Indigenous | Education

Reporoa College celebrates 40th anniversary of Māori studies classroom

Forty years ago Te Whaoa, Māori studies classroom, was established at Reporoa College as a safe space for rangatahi and whānau from Reporoa to learn te reo Māori and kapa haka.

Reporoa College kapa haka tutor Hinehou Treanor (Ngāti Whaoa) says its 40th birthday celebrations are a new and sustainable way to ensure tikanga and kawa in te ao Māori will stay alive in her community.

She is excited to be able to carry on the tradition her kuia and koroua have handed down from generation to generation.

“Forty years ago our whānau in Reporoa wanted a whare manaaki that depicted the taha Māori of this area, a place where everyone felt safe and confident in learning our reo, to practice tikanga in whaikōrero and karanga.

“Whaoa is a tupuna (ancestor) of Ngāti Tahu, Ngāti Whaoa, hence why this whare tapere, whare whakaruruhau is called Te Whao.”

To this day, Te Whaoa is celebrated both in te reo Māori and English, giving whānau of Reporoa the possibility of learning how to haka and how to speak te reo Māori.

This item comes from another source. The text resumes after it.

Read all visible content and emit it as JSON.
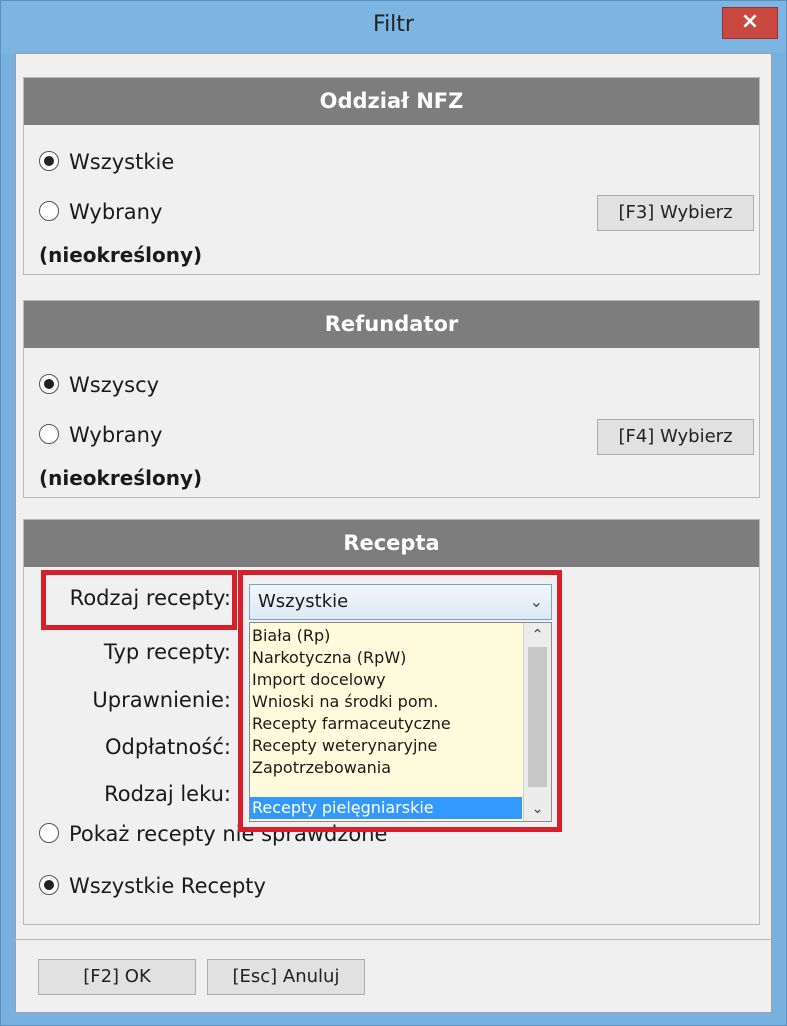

Treanor says although Reporoa is predominantly full of English-speaking whānau, the Māori department of the kura is focused on making te reo Māori accessible for everyone.

“Everyone may know Reporoa for farming and may think we don’t have much of a population who know how to speak our reo and that is true.

“As with many whānau, te reo Māori was taken away from some of our kuia and koroua in our rohe, so the building of this whare was specially done to house reo, to house our whānau and any kaupapa Reporoa wish to have in the future.”

Treanor hopes to continue teaching Reporoa's rangatahi 40 years on. She also wants the college to open Te Whaoa on Matariki to enable the community to celebrate and comprehend the significance of Matariki for their rohe.